Other Medical Problems
The presence of other medical problems may affect the use of medicines in this class. Make sure you tell your doctor if you have any other medical problems, especially:
- Alcohol abuse—Acetaminophen-containing medicine increases the chance of liver damage.
- Anemia—Taking aspirin-, salicylamide-, or ibuprofen-containing medicine may make the anemia worse.
- Asthma, allergies, and nasal polyps, history of—Taking salicylate- or ibuprofen-containing medicine may cause an allergic reaction in which breathing becomes difficult.
- Diabetes mellitus (sugar diabetes)—The decongestant in this medicine may put the patient with diabetes at a greater risk of having heart or blood vessel disease.
- Gout—Aspirin-containing medicine may make the gout worse and reduce the benefit of the medicines used for gout.
- Hepatitis or other liver disease—Liver disease increases the chance of side effects because the medicine is not broken down and may build up in the body. Also, if liver disease is severe there is a greater chance that aspirin-containing medicine may cause bleeding, and that ibuprofen-containing medicine may cause serious kidney damage.
- Heart or blood vessel disease or
- High blood pressure—The decongestant in this medicine may cause the blood pressure to increase and may also speed up the heart rate.

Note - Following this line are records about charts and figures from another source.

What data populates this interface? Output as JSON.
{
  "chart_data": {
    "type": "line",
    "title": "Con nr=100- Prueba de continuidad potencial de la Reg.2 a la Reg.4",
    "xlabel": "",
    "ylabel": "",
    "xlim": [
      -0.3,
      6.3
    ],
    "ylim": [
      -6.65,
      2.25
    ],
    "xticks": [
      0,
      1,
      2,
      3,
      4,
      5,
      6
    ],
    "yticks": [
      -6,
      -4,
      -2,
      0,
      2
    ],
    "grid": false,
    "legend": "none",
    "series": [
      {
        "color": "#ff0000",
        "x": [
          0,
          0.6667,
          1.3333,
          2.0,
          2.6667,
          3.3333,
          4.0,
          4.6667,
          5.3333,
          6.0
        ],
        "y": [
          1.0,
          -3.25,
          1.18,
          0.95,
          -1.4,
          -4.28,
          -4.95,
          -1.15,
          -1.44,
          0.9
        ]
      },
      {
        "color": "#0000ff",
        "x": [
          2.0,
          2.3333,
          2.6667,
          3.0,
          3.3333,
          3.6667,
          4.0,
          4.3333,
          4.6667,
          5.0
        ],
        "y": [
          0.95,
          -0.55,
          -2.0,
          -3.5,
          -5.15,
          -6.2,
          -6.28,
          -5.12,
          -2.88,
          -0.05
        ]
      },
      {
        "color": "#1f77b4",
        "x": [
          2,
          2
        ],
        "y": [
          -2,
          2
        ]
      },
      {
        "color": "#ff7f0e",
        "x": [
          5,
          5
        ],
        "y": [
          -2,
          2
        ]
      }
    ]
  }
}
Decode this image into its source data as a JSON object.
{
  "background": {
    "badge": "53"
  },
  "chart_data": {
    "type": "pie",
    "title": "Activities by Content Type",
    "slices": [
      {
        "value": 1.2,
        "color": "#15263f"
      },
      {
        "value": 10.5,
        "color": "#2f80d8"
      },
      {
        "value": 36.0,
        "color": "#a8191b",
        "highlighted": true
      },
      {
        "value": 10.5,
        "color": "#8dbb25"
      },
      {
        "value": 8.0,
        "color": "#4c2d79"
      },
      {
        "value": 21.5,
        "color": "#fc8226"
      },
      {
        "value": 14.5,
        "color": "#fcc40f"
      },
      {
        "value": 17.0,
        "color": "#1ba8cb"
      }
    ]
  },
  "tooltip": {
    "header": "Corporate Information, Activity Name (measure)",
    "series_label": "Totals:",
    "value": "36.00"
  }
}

Also, caffeine-containing medicine if taken in large amounts may increase the heart rate; ibuprofen-containing medicine may cause the blood pressure to increase.
- Hemophilia or other bleeding problems—Aspirin- or ibuprofen-containing medicine increases the chance of bleeding.
- Kidney disease—The kidneys may be affected, especially if too much of this medicine is taken for a long time.
- Mental illness (history of)—The decongestant in this medicine may increase the chance of mental side effects.
- Overactive thyroid—If an overactive thyroid has caused a fast heart rate, the decongestant in this medicine may cause the heart rate to speed up further.
- Stomach ulcer or other stomach problems—Salicylate- or ibuprofen-containing medicine may make the ulcer worse or cause bleeding of the stomach.
- Systemic lupus erythematosus (SLE)—Ibuprofen-containing medicine may put the patient with SLE at a greater risk of having unwanted effects on the central nervous system and/or kidneys.
- Ulcers, sores, or white spots in the mouth—This may be a sign of a serious side effect of ibuprofen-containing medicine; if you already have ulcers or sores in the mouth you and your doctor may not be able to tell when this side effect occurs.